Tussen deze beide uiterste processen waren overgangen zichtbaar en de groepen konden ingedeeld worden aan de hand van het aantal dagen, dat de melk zich nog structuurloos, zonder klontjes omroeren liet. Een verdere differentiatie vond plaats op grond van de smaak- en gas ontwikkeling. Monsters konden zeer neutraal van smaak blijven, andere ontwikkelden onaangename bijsmaken (aangebrand, bitter).
Een belangrijke vraag nadat deze meetlat ontwikkeld was, was de vraag van het oordeel wat we beter en slechter vonden. Hier werden we enerzijds geleid door de positieve toeneiging (fris zuur, yoghurt-achtig), de negatieve walging, de geuren (rotte eieren) en anderzijds door het feit, dat er melk was die grote weerstand had tegen spontane afbraak (> 5-6 dagen melk, vloeibaar blijvend) en melk die zeer snel veranderd was (< 24 uur verzuurd en dik door uitvlokken van de eiwitten). Wanneer naar het proces wordt gekeken, dan blijkt dat de melk aan de ‘rotte pool’ lang haar melk-karakter weet te behouden, weerstand weet te bieden tegen snelle afbraak. Uiteindelijk hebben we besloten om die melk, die in staat was om langer haar ‘eigen melkkarakter’ te behouden door weerstand te bieden aan het snelle verzuringsproces, als de betere te bestempelen.

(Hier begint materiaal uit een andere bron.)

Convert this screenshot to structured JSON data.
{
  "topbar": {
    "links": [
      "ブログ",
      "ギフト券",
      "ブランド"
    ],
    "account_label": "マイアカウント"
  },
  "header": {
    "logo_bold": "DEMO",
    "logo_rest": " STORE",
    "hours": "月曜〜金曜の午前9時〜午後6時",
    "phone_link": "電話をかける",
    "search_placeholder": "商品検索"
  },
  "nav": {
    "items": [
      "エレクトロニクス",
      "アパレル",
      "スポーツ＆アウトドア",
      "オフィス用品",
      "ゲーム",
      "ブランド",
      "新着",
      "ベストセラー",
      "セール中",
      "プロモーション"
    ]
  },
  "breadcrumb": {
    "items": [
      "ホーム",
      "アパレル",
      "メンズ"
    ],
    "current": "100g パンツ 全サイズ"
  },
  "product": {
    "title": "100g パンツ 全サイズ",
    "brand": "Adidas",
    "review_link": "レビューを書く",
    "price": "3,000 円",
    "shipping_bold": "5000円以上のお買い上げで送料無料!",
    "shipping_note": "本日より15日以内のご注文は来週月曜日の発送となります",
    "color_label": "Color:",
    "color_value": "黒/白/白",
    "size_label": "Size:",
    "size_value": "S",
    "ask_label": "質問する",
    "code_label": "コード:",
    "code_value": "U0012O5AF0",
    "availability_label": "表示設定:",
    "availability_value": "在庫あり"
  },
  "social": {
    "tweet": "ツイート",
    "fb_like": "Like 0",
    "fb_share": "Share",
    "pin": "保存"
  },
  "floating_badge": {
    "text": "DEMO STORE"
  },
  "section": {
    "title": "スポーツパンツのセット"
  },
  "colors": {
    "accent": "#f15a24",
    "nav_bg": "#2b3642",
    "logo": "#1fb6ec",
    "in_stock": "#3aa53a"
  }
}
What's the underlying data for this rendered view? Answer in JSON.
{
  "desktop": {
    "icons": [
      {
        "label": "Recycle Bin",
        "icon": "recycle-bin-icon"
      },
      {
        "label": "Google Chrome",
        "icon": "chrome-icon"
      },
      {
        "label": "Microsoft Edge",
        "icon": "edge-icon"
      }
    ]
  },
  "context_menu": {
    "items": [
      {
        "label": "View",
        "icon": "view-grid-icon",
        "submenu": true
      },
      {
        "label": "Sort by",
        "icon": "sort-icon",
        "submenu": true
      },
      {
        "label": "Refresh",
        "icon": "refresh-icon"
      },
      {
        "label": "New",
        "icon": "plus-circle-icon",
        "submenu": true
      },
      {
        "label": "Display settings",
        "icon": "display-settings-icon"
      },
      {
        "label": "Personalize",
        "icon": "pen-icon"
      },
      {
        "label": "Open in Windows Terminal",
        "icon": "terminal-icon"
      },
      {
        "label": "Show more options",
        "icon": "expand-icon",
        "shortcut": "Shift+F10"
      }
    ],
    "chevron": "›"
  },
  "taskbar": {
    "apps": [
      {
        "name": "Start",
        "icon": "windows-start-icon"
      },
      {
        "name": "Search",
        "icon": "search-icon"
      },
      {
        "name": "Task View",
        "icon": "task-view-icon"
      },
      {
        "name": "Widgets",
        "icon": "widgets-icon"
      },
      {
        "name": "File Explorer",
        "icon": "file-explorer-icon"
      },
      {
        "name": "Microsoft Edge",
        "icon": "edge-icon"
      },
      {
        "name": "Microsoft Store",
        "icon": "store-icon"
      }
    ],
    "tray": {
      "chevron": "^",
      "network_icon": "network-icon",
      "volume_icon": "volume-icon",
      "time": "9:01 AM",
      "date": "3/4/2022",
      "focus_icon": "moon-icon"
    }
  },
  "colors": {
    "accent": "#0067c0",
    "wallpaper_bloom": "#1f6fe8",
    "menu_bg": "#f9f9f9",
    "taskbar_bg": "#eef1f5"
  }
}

Belangrijk, was te achterhalen, welke herkomst van de melkmonsters deze scheiding en verloop teweeg bracht. Het bleek vooral de leeftijd van de koeien te zijn en de ouderdom van de verse melk. Melk van biologische koeien bleek qua koe-leeftijd de schaal van verzuring (jonge koeien) tot verrotting (oude koeien) uit te maken. Ook de melk van individuele koeien van gangbare bedrijven neigde tot deze indeling, hoewel hier de leeftijdsdifferentiatie geringer was en alle koeien eerder aan de ‘zure pool’ van het spectrum belanden. Op het moment, dat we van individuele koemelkmonsters met tankmelkmonsters vergeleken, waarbij de melk uit de koeltank werd genomen en meerdere melkmalen in de tank aanwezig waren, ontbrak het spectrum aan de ‘rotte pool’ vrijwel volledig en werden varianten van de ‘zure pool’ gevonden. De differentiatie van biologische en gangbare tankmelk was dan zeer gering.